The upward trend brought by inflation and the consequences of the war in Ukraine are marking the moment for monetary policy to be coordinated with the fiscal policy and with the Private Initiative (IP) to try to stop the escalation of prices, observed the director of the Institute for Industrial Development and Economic Growth (IDIC), José Luis de la Cruz.

Economic policy is facing an event that is not exclusive to Mexico that had not occurred in decades: a pandemic and a war. Those should be the motivators of a coordination agreement, he stressed.

Interviewed by El Economista, he explained that with inflation at 7.23% and still under pressure, interest rates alone will not be enough to stop it.

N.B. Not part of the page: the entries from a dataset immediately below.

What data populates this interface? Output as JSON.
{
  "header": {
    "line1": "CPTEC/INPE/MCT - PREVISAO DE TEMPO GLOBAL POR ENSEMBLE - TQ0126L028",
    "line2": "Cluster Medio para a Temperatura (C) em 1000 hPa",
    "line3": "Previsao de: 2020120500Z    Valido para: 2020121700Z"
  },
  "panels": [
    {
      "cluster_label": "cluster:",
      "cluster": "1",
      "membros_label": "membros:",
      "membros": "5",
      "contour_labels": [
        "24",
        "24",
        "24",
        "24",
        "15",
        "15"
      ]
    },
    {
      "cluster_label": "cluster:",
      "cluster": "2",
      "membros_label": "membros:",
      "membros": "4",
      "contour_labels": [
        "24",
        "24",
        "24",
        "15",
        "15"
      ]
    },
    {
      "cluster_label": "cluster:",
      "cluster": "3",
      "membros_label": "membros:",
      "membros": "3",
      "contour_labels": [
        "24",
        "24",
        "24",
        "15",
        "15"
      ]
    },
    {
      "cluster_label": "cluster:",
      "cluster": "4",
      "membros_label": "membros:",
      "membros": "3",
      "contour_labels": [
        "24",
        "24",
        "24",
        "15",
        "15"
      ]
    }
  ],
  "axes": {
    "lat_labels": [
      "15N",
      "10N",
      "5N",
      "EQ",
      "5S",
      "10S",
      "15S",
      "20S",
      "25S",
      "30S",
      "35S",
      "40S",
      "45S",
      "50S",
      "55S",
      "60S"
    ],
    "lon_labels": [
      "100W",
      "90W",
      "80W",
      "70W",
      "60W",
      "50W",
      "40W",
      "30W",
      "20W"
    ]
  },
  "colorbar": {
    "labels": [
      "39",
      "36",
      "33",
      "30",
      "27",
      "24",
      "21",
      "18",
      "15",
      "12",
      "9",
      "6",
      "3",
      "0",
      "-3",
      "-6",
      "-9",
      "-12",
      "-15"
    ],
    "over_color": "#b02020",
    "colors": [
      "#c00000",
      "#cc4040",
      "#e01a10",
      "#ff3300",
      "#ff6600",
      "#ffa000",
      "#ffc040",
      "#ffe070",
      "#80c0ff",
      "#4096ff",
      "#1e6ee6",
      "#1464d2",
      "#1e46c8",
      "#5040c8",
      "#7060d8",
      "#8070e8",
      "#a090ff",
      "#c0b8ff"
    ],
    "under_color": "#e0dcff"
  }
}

It is true that inflation is at levels not seen in two decades. But at that time, in 2001, Mexico was immersed in a disinflation process, without upward pressures and heading for the convergence of the 3% target, he warned.

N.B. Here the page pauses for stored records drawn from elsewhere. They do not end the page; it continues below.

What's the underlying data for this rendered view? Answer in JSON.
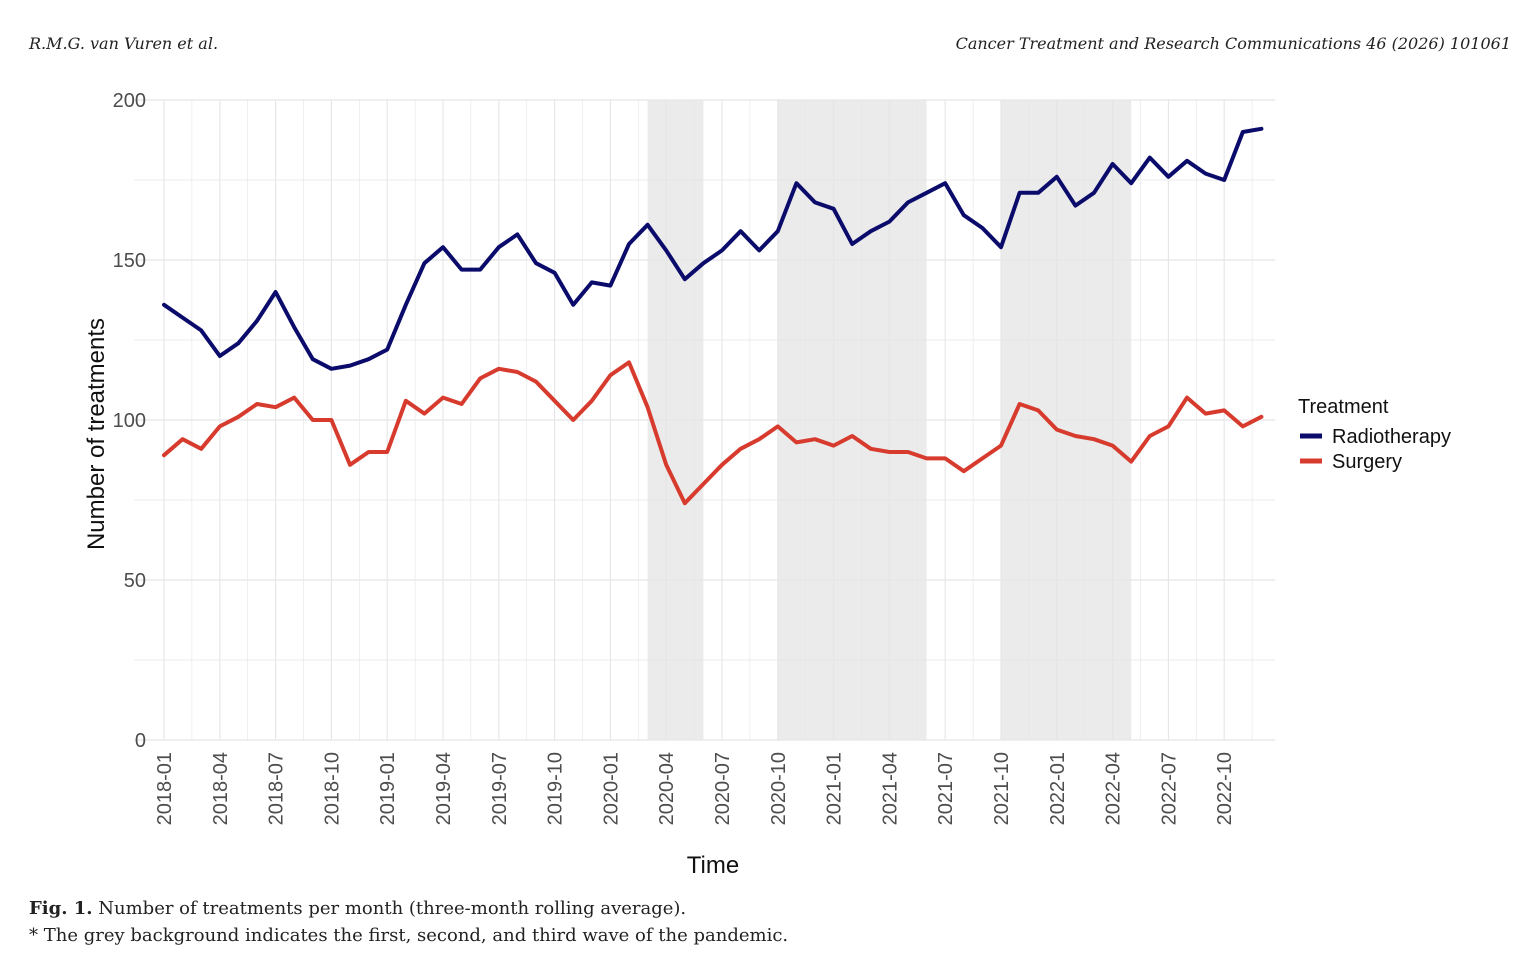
{
  "header": {
    "authors": "R.M.G. van Vuren et al.",
    "journal": "Cancer Treatment and Research Communications 46 (2026) 101061"
  },
  "caption": {
    "label": "Fig. 1.",
    "text": "Number of treatments per month (three-month rolling average).",
    "note": "* The grey background indicates the first, second, and third wave of the pandemic."
  },
  "colors": {
    "radiotherapy": "#0b0b6b",
    "surgery": "#d73b2e",
    "wave_band": "#ebebeb",
    "grid": "#e5e5e5"
  },
  "chart_data": {
    "type": "line",
    "xlabel": "Time",
    "ylabel": "Number of treatments",
    "ylim": [
      0,
      200
    ],
    "yticks": [
      0,
      50,
      100,
      150,
      200
    ],
    "x_start": "2018-01",
    "x_end": "2022-12",
    "xticks": [
      "2018-01",
      "2018-04",
      "2018-07",
      "2018-10",
      "2019-01",
      "2019-04",
      "2019-07",
      "2019-10",
      "2020-01",
      "2020-04",
      "2020-07",
      "2020-10",
      "2021-01",
      "2021-04",
      "2021-07",
      "2021-10",
      "2022-01",
      "2022-04",
      "2022-07",
      "2022-10"
    ],
    "grid": true,
    "legend": {
      "title": "Treatment",
      "position": "right"
    },
    "shaded_regions": [
      {
        "start": "2020-03",
        "end": "2020-06"
      },
      {
        "start": "2020-10",
        "end": "2021-06"
      },
      {
        "start": "2021-10",
        "end": "2022-05"
      }
    ],
    "series": [
      {
        "name": "Radiotherapy",
        "color": "#0b0b6b",
        "values": [
          136,
          132,
          128,
          120,
          124,
          131,
          140,
          129,
          119,
          116,
          117,
          119,
          122,
          136,
          149,
          154,
          147,
          147,
          154,
          158,
          149,
          146,
          136,
          143,
          142,
          155,
          161,
          153,
          144,
          149,
          153,
          159,
          153,
          159,
          174,
          168,
          166,
          155,
          159,
          162,
          168,
          171,
          174,
          164,
          160,
          154,
          171,
          171,
          176,
          167,
          171,
          180,
          174,
          182,
          176,
          181,
          177,
          175,
          190,
          191
        ]
      },
      {
        "name": "Surgery",
        "color": "#d73b2e",
        "values": [
          89,
          94,
          91,
          98,
          101,
          105,
          104,
          107,
          100,
          100,
          86,
          90,
          90,
          106,
          102,
          107,
          105,
          113,
          116,
          115,
          112,
          106,
          100,
          106,
          114,
          118,
          104,
          86,
          74,
          80,
          86,
          91,
          94,
          98,
          93,
          94,
          92,
          95,
          91,
          90,
          90,
          88,
          88,
          84,
          88,
          92,
          105,
          103,
          97,
          95,
          94,
          92,
          87,
          95,
          98,
          107,
          102,
          103,
          98,
          101
        ]
      }
    ]
  }
}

Now, with inflation at 7.23% and upward external and internal pressures, the scenario is completely different, because expectations have already been disanchored, he asserted.

The pertinent question for the authorities now is whether they will have the ability to curb inflation beyond the rate move.

Pressures meet 22 months

De la Cruz commented that when the increase in the prices of raw materials such as oil, gas, minerals, food and metals began in May 2020, it was clear that they were going to end up hitting inflation.

Mexico is a structurally deficit importing economy, he argued. The country imports 400,000 million dollars a year of intermediate inputs, this is 40% of GDP.

“The forecast (of the Bank of Mexico) was not adjusted to what had been happening despite the fact that the magnitude and trend of these increases were already seen in December 2020 and continued to incubate in 2021, through intermediate products and basic goods” , he recounted.

The IDIC director and former public official emphasized that this accumulated tension ended up putting pressure on the production and logistics costs of companies in Mexico, and that is what is reflected in the trajectory of the National Producer Price Index (INPP) that today they are above inflation, at 8.70 percent.

“The trend maintained by the INPP indicates that a transfer did occur, probably not 100%, but there was a certain absorption of costs by the companies, which has ended up being passed on to the final consumer.”

lagged impact

The IDIC expert explained that since the INPP is above the National Consumer Price Index, “we can assume that there is still a lag that will continue to reach the final consumer.”

The Saver think lab economist, Luis Pérez Lezama, explained that the INPP is an indicator that usually brings six months of lag before reaching the final consumer. And since it is the producers who set the prices, the pressure ends up reaching the final consumer.

It is good that there is recognition from Banco de México that the inflation situation is exceeding its expectations, because there is transparency regarding what they observe, he commented.